There's a fascinating, affirmative equilibrium coursing throughout Thunda that words may fall short of. It's a music of purity and wonder spoken by survivors of the oddest year. It's a broad, fearless conversation between two big thinkers and all who choose to listen in, either by accident or design. Simply stated, you'll find yourself easily lost in the tight, exquisite mazes created and crafted freely by fellow metropolitans saxophonist Noah Preminger and bassist Kim Cass.
"Slaughter" is a gripping give and take wherein color and contrast blur like the line between gang and government. Cass volleys first as Preminger moans high above him, each racing to a destination only they know but willfully welcome all to share.
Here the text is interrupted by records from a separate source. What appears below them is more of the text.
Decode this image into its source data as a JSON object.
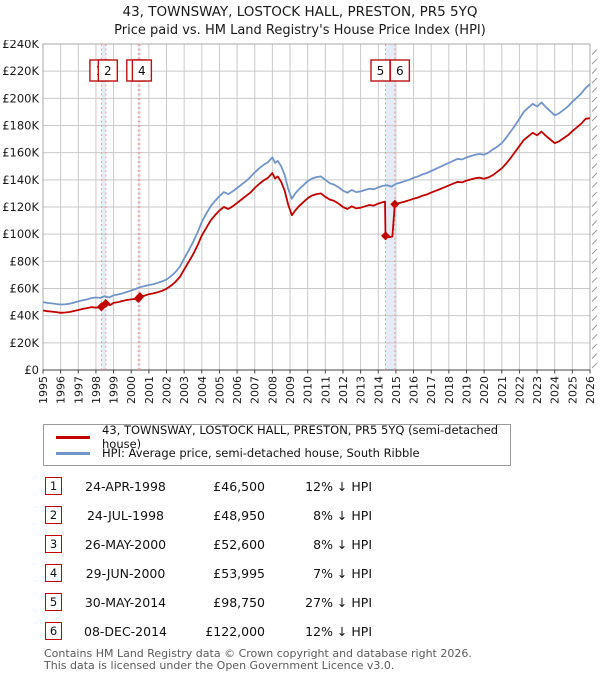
{
  "title": "43, TOWNSWAY, LOSTOCK HALL, PRESTON, PR5 5YQ",
  "subtitle": "Price paid vs. HM Land Registry's House Price Index (HPI)",
  "colors": {
    "property_line": "#c10000",
    "hpi_line": "#7195c8",
    "grid": "#c9c9c9",
    "plot_border": "#aaaaaa",
    "bottom_axis": "#444444",
    "event_dash": "#ef9a9a",
    "event_band": "#e4ecf7",
    "event_box_border": "#bb1111",
    "hatch": "#999999",
    "axis_text": "#1a1a1a"
  },
  "legend": {
    "items": [
      {
        "label": "43, TOWNSWAY, LOSTOCK HALL, PRESTON, PR5 5YQ (semi-detached house)",
        "color": "#c10000"
      },
      {
        "label": "HPI: Average price, semi-detached house, South Ribble",
        "color": "#7195c8"
      }
    ]
  },
  "chart_data": {
    "type": "line",
    "title": "43, TOWNSWAY, LOSTOCK HALL, PRESTON, PR5 5YQ — Price paid vs. HPI",
    "xlabel": "",
    "ylabel": "",
    "x_axis": {
      "tick_years": [
        1995,
        1996,
        1997,
        1998,
        1999,
        2000,
        2001,
        2002,
        2003,
        2004,
        2005,
        2006,
        2007,
        2008,
        2009,
        2010,
        2011,
        2012,
        2013,
        2014,
        2015,
        2016,
        2017,
        2018,
        2019,
        2020,
        2021,
        2022,
        2023,
        2024,
        2025,
        2026
      ]
    },
    "y_axis": {
      "tick_values_k": [
        0,
        20,
        40,
        60,
        80,
        100,
        120,
        140,
        160,
        180,
        200,
        220,
        240
      ],
      "tick_labels": [
        "£0",
        "£20K",
        "£40K",
        "£60K",
        "£80K",
        "£100K",
        "£120K",
        "£140K",
        "£160K",
        "£180K",
        "£200K",
        "£220K",
        "£240K"
      ]
    },
    "series": [
      {
        "name": "HPI: Average price, semi-detached house, South Ribble",
        "color": "#7195c8",
        "points": [
          [
            1995,
            50
          ],
          [
            1995.25,
            49.4
          ],
          [
            1995.5,
            49
          ],
          [
            1995.75,
            48.6
          ],
          [
            1996,
            48.2
          ],
          [
            1996.25,
            48.4
          ],
          [
            1996.5,
            48.8
          ],
          [
            1996.75,
            49.6
          ],
          [
            1997,
            50.5
          ],
          [
            1997.25,
            51.3
          ],
          [
            1997.5,
            52
          ],
          [
            1997.75,
            53
          ],
          [
            1998,
            53.4
          ],
          [
            1998.25,
            53.1
          ],
          [
            1998.5,
            54.3
          ],
          [
            1998.75,
            53.4
          ],
          [
            1999,
            55
          ],
          [
            1999.25,
            55.6
          ],
          [
            1999.5,
            56.4
          ],
          [
            1999.75,
            57.4
          ],
          [
            2000,
            58.5
          ],
          [
            2000.25,
            59.6
          ],
          [
            2000.5,
            61
          ],
          [
            2000.75,
            61.8
          ],
          [
            2001,
            62.6
          ],
          [
            2001.25,
            63.2
          ],
          [
            2001.5,
            64.1
          ],
          [
            2001.75,
            65.2
          ],
          [
            2002,
            66.6
          ],
          [
            2002.25,
            69
          ],
          [
            2002.5,
            72
          ],
          [
            2002.75,
            76
          ],
          [
            2003,
            82
          ],
          [
            2003.25,
            88
          ],
          [
            2003.5,
            94
          ],
          [
            2003.75,
            101
          ],
          [
            2004,
            109
          ],
          [
            2004.25,
            115
          ],
          [
            2004.5,
            120.5
          ],
          [
            2004.75,
            124.5
          ],
          [
            2005,
            128
          ],
          [
            2005.25,
            131
          ],
          [
            2005.5,
            129.5
          ],
          [
            2005.75,
            131.5
          ],
          [
            2006,
            134
          ],
          [
            2006.25,
            136.5
          ],
          [
            2006.5,
            139
          ],
          [
            2006.75,
            142
          ],
          [
            2007,
            145.5
          ],
          [
            2007.25,
            148.5
          ],
          [
            2007.5,
            151
          ],
          [
            2007.75,
            153
          ],
          [
            2008,
            156.5
          ],
          [
            2008.15,
            152.5
          ],
          [
            2008.3,
            154
          ],
          [
            2008.5,
            150
          ],
          [
            2008.7,
            143.5
          ],
          [
            2008.9,
            133
          ],
          [
            2009.1,
            126
          ],
          [
            2009.3,
            130
          ],
          [
            2009.5,
            133
          ],
          [
            2009.75,
            136
          ],
          [
            2010,
            139
          ],
          [
            2010.25,
            141
          ],
          [
            2010.5,
            142
          ],
          [
            2010.75,
            142.5
          ],
          [
            2011,
            140
          ],
          [
            2011.25,
            137.5
          ],
          [
            2011.5,
            136.5
          ],
          [
            2011.75,
            134.5
          ],
          [
            2012,
            132
          ],
          [
            2012.25,
            130.5
          ],
          [
            2012.5,
            132.5
          ],
          [
            2012.75,
            131
          ],
          [
            2013,
            131.5
          ],
          [
            2013.25,
            132.5
          ],
          [
            2013.5,
            133.5
          ],
          [
            2013.75,
            133
          ],
          [
            2014,
            134.5
          ],
          [
            2014.25,
            135.5
          ],
          [
            2014.5,
            136
          ],
          [
            2014.75,
            135
          ],
          [
            2015,
            137
          ],
          [
            2015.25,
            138
          ],
          [
            2015.5,
            139
          ],
          [
            2015.75,
            140
          ],
          [
            2016,
            141.5
          ],
          [
            2016.25,
            142.5
          ],
          [
            2016.5,
            144
          ],
          [
            2016.75,
            145
          ],
          [
            2017,
            146.5
          ],
          [
            2017.25,
            148
          ],
          [
            2017.5,
            149.5
          ],
          [
            2017.75,
            151
          ],
          [
            2018,
            152.5
          ],
          [
            2018.25,
            154
          ],
          [
            2018.5,
            155.5
          ],
          [
            2018.75,
            155
          ],
          [
            2019,
            156.5
          ],
          [
            2019.25,
            157.5
          ],
          [
            2019.5,
            158.5
          ],
          [
            2019.75,
            159
          ],
          [
            2020,
            158.5
          ],
          [
            2020.25,
            160
          ],
          [
            2020.5,
            162.5
          ],
          [
            2020.75,
            164.5
          ],
          [
            2021,
            167
          ],
          [
            2021.25,
            171
          ],
          [
            2021.5,
            175.5
          ],
          [
            2021.75,
            180
          ],
          [
            2022,
            185
          ],
          [
            2022.25,
            190
          ],
          [
            2022.5,
            193
          ],
          [
            2022.75,
            196
          ],
          [
            2023,
            194
          ],
          [
            2023.25,
            197
          ],
          [
            2023.5,
            193.5
          ],
          [
            2023.75,
            190.5
          ],
          [
            2024,
            187.5
          ],
          [
            2024.25,
            189
          ],
          [
            2024.5,
            191.5
          ],
          [
            2024.75,
            194
          ],
          [
            2025,
            197.5
          ],
          [
            2025.25,
            200.5
          ],
          [
            2025.5,
            203.5
          ],
          [
            2025.75,
            207.5
          ],
          [
            2026,
            210.5
          ]
        ]
      },
      {
        "name": "43, TOWNSWAY, LOSTOCK HALL, PRESTON, PR5 5YQ (semi-detached house)",
        "color": "#c10000",
        "points": [
          [
            1995,
            43.8
          ],
          [
            1995.25,
            43.3
          ],
          [
            1995.5,
            43
          ],
          [
            1995.75,
            42.6
          ],
          [
            1996,
            42.1
          ],
          [
            1996.25,
            42.3
          ],
          [
            1996.5,
            42.7
          ],
          [
            1996.75,
            43.4
          ],
          [
            1997,
            44.2
          ],
          [
            1997.25,
            45
          ],
          [
            1997.5,
            45.6
          ],
          [
            1997.75,
            46.3
          ],
          [
            1998,
            45.9
          ],
          [
            1998.31,
            46.5
          ],
          [
            1998.56,
            48.95
          ],
          [
            1998.8,
            47.8
          ],
          [
            1999,
            49.4
          ],
          [
            1999.25,
            50
          ],
          [
            1999.5,
            50.8
          ],
          [
            1999.75,
            51.5
          ],
          [
            2000,
            52
          ],
          [
            2000.4,
            52.6
          ],
          [
            2000.49,
            54
          ],
          [
            2000.75,
            54.8
          ],
          [
            2001,
            55.8
          ],
          [
            2001.25,
            56.4
          ],
          [
            2001.5,
            57.3
          ],
          [
            2001.75,
            58.3
          ],
          [
            2002,
            59.8
          ],
          [
            2002.25,
            62
          ],
          [
            2002.5,
            64.8
          ],
          [
            2002.75,
            68.5
          ],
          [
            2003,
            74
          ],
          [
            2003.25,
            79.5
          ],
          [
            2003.5,
            85
          ],
          [
            2003.75,
            91.5
          ],
          [
            2004,
            99
          ],
          [
            2004.25,
            104.5
          ],
          [
            2004.5,
            110
          ],
          [
            2004.75,
            114
          ],
          [
            2005,
            117.5
          ],
          [
            2005.25,
            120
          ],
          [
            2005.5,
            118.5
          ],
          [
            2005.75,
            120.5
          ],
          [
            2006,
            123
          ],
          [
            2006.25,
            125.5
          ],
          [
            2006.5,
            128
          ],
          [
            2006.75,
            130.5
          ],
          [
            2007,
            134
          ],
          [
            2007.25,
            137
          ],
          [
            2007.5,
            139.5
          ],
          [
            2007.75,
            141.5
          ],
          [
            2008,
            145
          ],
          [
            2008.15,
            141
          ],
          [
            2008.3,
            142.5
          ],
          [
            2008.5,
            138.5
          ],
          [
            2008.7,
            132
          ],
          [
            2008.9,
            121.5
          ],
          [
            2009.1,
            114
          ],
          [
            2009.3,
            117.5
          ],
          [
            2009.5,
            120.5
          ],
          [
            2009.75,
            123.5
          ],
          [
            2010,
            126.5
          ],
          [
            2010.25,
            128.5
          ],
          [
            2010.5,
            129.5
          ],
          [
            2010.75,
            130
          ],
          [
            2011,
            127.5
          ],
          [
            2011.25,
            125.5
          ],
          [
            2011.5,
            124.5
          ],
          [
            2011.75,
            122.5
          ],
          [
            2012,
            120
          ],
          [
            2012.25,
            118.5
          ],
          [
            2012.5,
            120.5
          ],
          [
            2012.75,
            119
          ],
          [
            2013,
            119.5
          ],
          [
            2013.25,
            120.5
          ],
          [
            2013.5,
            121.5
          ],
          [
            2013.75,
            121
          ],
          [
            2014,
            122.5
          ],
          [
            2014.25,
            123.5
          ],
          [
            2014.38,
            124
          ],
          [
            2014.41,
            98.75
          ],
          [
            2014.6,
            97.8
          ],
          [
            2014.8,
            98.3
          ],
          [
            2014.94,
            122
          ],
          [
            2015,
            122.3
          ],
          [
            2015.25,
            123.2
          ],
          [
            2015.5,
            124
          ],
          [
            2015.75,
            124.9
          ],
          [
            2016,
            126.1
          ],
          [
            2016.25,
            127
          ],
          [
            2016.5,
            128.3
          ],
          [
            2016.75,
            129.2
          ],
          [
            2017,
            130.6
          ],
          [
            2017.25,
            131.9
          ],
          [
            2017.5,
            133.2
          ],
          [
            2017.75,
            134.5
          ],
          [
            2018,
            135.9
          ],
          [
            2018.25,
            137.2
          ],
          [
            2018.5,
            138.5
          ],
          [
            2018.75,
            138.1
          ],
          [
            2019,
            139.4
          ],
          [
            2019.25,
            140.3
          ],
          [
            2019.5,
            141.2
          ],
          [
            2019.75,
            141.6
          ],
          [
            2020,
            140.8
          ],
          [
            2020.25,
            141.8
          ],
          [
            2020.5,
            143.5
          ],
          [
            2020.75,
            146
          ],
          [
            2021,
            148.5
          ],
          [
            2021.25,
            152
          ],
          [
            2021.5,
            156
          ],
          [
            2021.75,
            160.5
          ],
          [
            2022,
            164.8
          ],
          [
            2022.25,
            169.3
          ],
          [
            2022.5,
            172
          ],
          [
            2022.75,
            174.6
          ],
          [
            2023,
            172.8
          ],
          [
            2023.25,
            175.5
          ],
          [
            2023.5,
            172.4
          ],
          [
            2023.75,
            169.7
          ],
          [
            2024,
            167
          ],
          [
            2024.25,
            168.4
          ],
          [
            2024.5,
            170.6
          ],
          [
            2024.75,
            172.8
          ],
          [
            2025,
            175.9
          ],
          [
            2025.25,
            178.6
          ],
          [
            2025.5,
            181.3
          ],
          [
            2025.75,
            184.9
          ],
          [
            2026,
            185.4
          ]
        ]
      }
    ],
    "events": [
      {
        "n": "1",
        "x": 1998.31,
        "price_k": 46.5,
        "box_dx": -2,
        "show_box": true
      },
      {
        "n": "2",
        "x": 1998.56,
        "price_k": 48.95,
        "box_dx": 2,
        "show_box": true
      },
      {
        "n": "3",
        "x": 2000.4,
        "price_k": 52.6,
        "box_dx": -2,
        "show_box": true
      },
      {
        "n": "4",
        "x": 2000.49,
        "price_k": 53.995,
        "box_dx": 2,
        "show_box": true
      },
      {
        "n": "5",
        "x": 2014.41,
        "price_k": 98.75,
        "box_dx": -5,
        "show_box": true
      },
      {
        "n": "6",
        "x": 2014.94,
        "price_k": 122,
        "box_dx": 5,
        "show_box": true
      }
    ]
  },
  "transactions": [
    {
      "n": "1",
      "date": "24-APR-1998",
      "price": "£46,500",
      "vs_hpi": "12% ↓ HPI"
    },
    {
      "n": "2",
      "date": "24-JUL-1998",
      "price": "£48,950",
      "vs_hpi": "8% ↓ HPI"
    },
    {
      "n": "3",
      "date": "26-MAY-2000",
      "price": "£52,600",
      "vs_hpi": "8% ↓ HPI"
    },
    {
      "n": "4",
      "date": "29-JUN-2000",
      "price": "£53,995",
      "vs_hpi": "7% ↓ HPI"
    },
    {
      "n": "5",
      "date": "30-MAY-2014",
      "price": "£98,750",
      "vs_hpi": "27% ↓ HPI"
    },
    {
      "n": "6",
      "date": "08-DEC-2014",
      "price": "£122,000",
      "vs_hpi": "12% ↓ HPI"
    }
  ],
  "footer": {
    "line1": "Contains HM Land Registry data © Crown copyright and database right 2026.",
    "line2": "This data is licensed under the Open Government Licence v3.0."
  }
}
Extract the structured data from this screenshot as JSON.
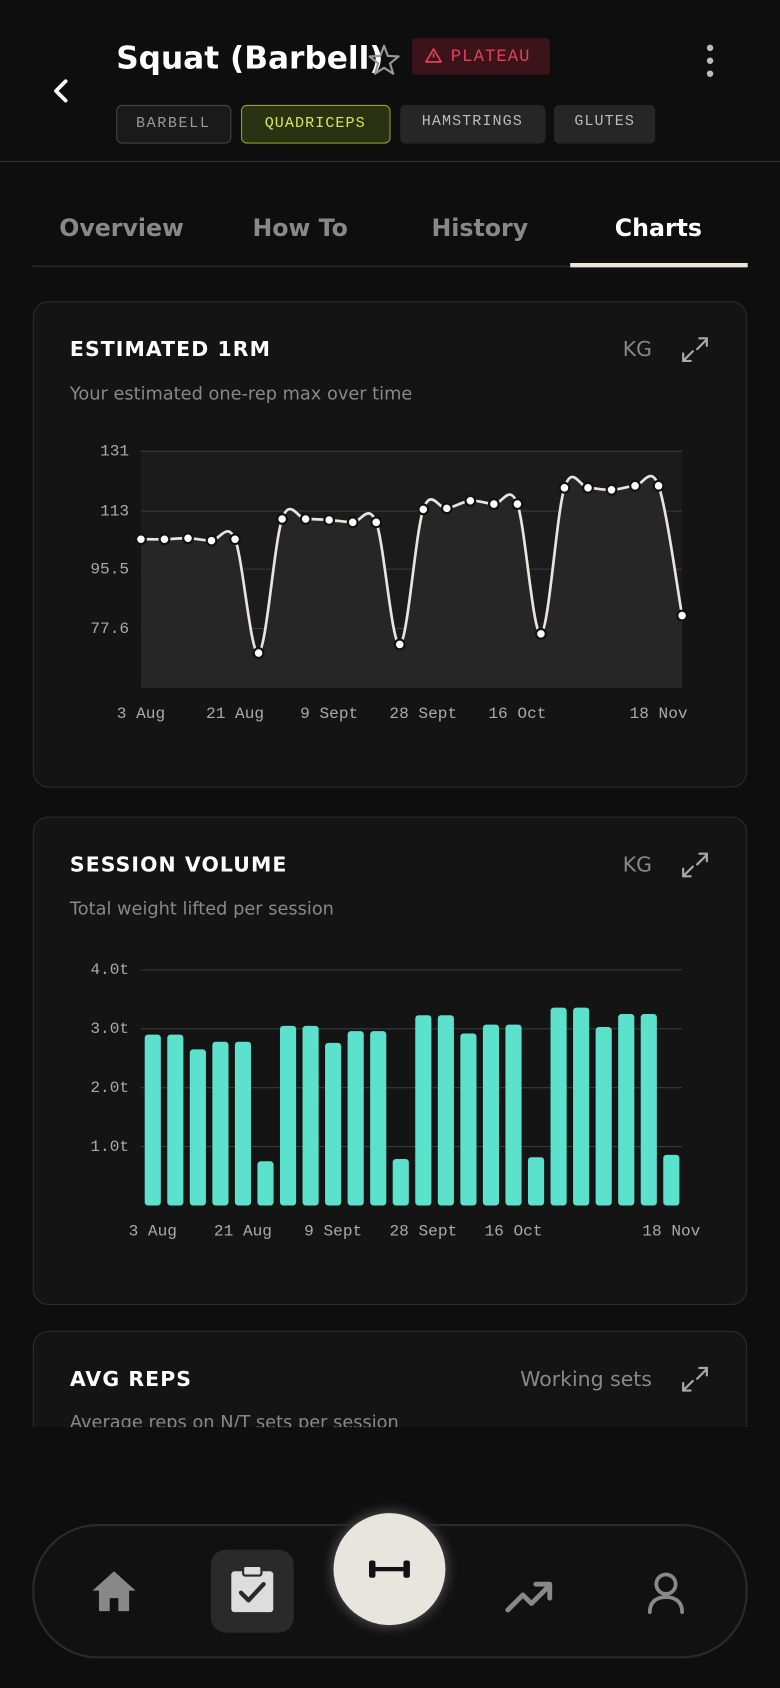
{
  "header": {
    "title": "Squat (Barbell)",
    "badge": "PLATEAU",
    "tags": [
      "BARBELL",
      "QUADRICEPS",
      "HAMSTRINGS",
      "GLUTES"
    ]
  },
  "tabs": [
    "Overview",
    "How To",
    "History",
    "Charts"
  ],
  "chart_data": [
    {
      "type": "line",
      "title": "ESTIMATED 1RM",
      "unit": "KG",
      "subtitle": "Your estimated one-rep max over time",
      "categories": [
        "3 Aug",
        null,
        null,
        null,
        "21 Aug",
        null,
        null,
        null,
        "9 Sept",
        null,
        null,
        null,
        "28 Sept",
        null,
        null,
        null,
        "16 Oct",
        null,
        null,
        null,
        null,
        null,
        "18 Nov",
        null
      ],
      "values": [
        104.5,
        104.5,
        104.8,
        104.1,
        104.5,
        70.2,
        110.6,
        110.6,
        110.3,
        109.6,
        109.6,
        72.8,
        113.5,
        113.8,
        116.1,
        115.1,
        115.1,
        76.0,
        120.0,
        120.0,
        119.4,
        120.6,
        120.6,
        81.5
      ],
      "color": "#e8e4de",
      "ylim": [
        60,
        131
      ],
      "yticks": [
        131,
        113,
        95.5,
        77.6
      ],
      "grid": true
    },
    {
      "type": "bar",
      "title": "SESSION VOLUME",
      "unit": "KG",
      "subtitle": "Total weight lifted per session",
      "categories": [
        "3 Aug",
        null,
        null,
        null,
        "21 Aug",
        null,
        null,
        null,
        "9 Sept",
        null,
        null,
        null,
        "28 Sept",
        null,
        null,
        null,
        "16 Oct",
        null,
        null,
        null,
        null,
        null,
        null,
        "18 Nov"
      ],
      "values": [
        2.9,
        2.9,
        2.65,
        2.78,
        2.78,
        0.75,
        3.05,
        3.05,
        2.76,
        2.96,
        2.96,
        0.79,
        3.23,
        3.23,
        2.92,
        3.07,
        3.07,
        0.82,
        3.36,
        3.36,
        3.03,
        3.25,
        3.25,
        0.86
      ],
      "color": "#5ce1cc",
      "ylim": [
        0,
        4
      ],
      "yticks": [
        {
          "value": 1,
          "label": "1.0t"
        },
        {
          "value": 2,
          "label": "2.0t"
        },
        {
          "value": 3,
          "label": "3.0t"
        },
        {
          "value": 4,
          "label": "4.0t"
        }
      ],
      "grid": true
    }
  ],
  "cards": [
    {
      "title": "AVG REPS",
      "unit": "Working sets",
      "subtitle": "Average reps on N/T sets per session"
    }
  ]
}
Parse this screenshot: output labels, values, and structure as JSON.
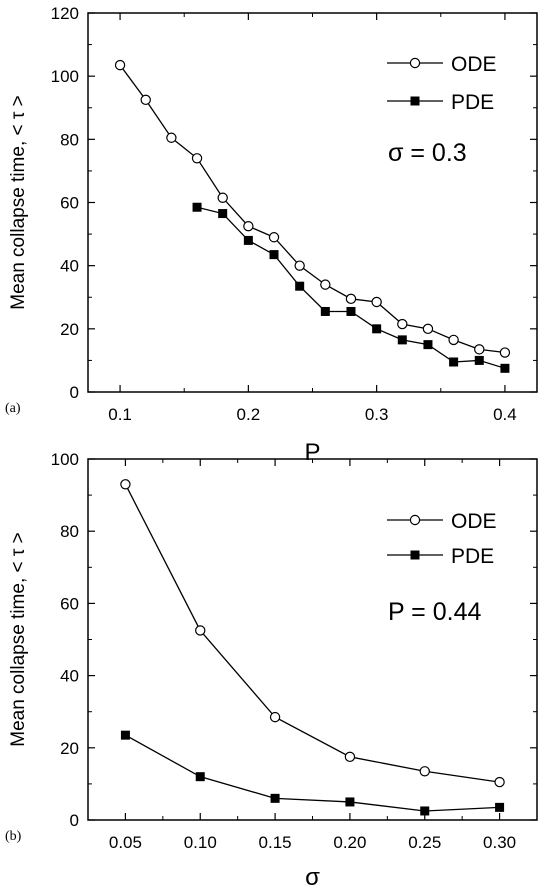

The just under two minute tsunami "Me You Sad" seeks the same high ground but veers more towards a childlike play as Preminger's blue clarinet weaves between Cass's pop-art lines. Fresh and frenzied, "Chron" comes at you hit and run, its dizzying minute and half spinning you 'round to where you started, maybe.
Recognized as a Downbeat Rising Star in 2017, Preminger, who has woven his spell alongside Dave Holland, Joe Lovano, Roscoe Mitchell, Cecil McBee and others, employs a wily and elusive tone-for the-moment that gives the reflective and considerate "Iris" the jumpy swing of "Tradr Hoez," and the darkly meditative "Drone" their particular voice and focus. Cass, no slouch in the CV department (Matt Mitchell, Tyshawn Sorey, Rudresh Mahanthappa) works in kinetic bursts and observations as if every single performance was its own solo telling its own origin story. Magnetic listening. Digital release only.
Slaughter; Me You Sad; Chron; Iris; Tradr Hoez; Drone; Slow Ridah; Ricky; Roobz; Huck It.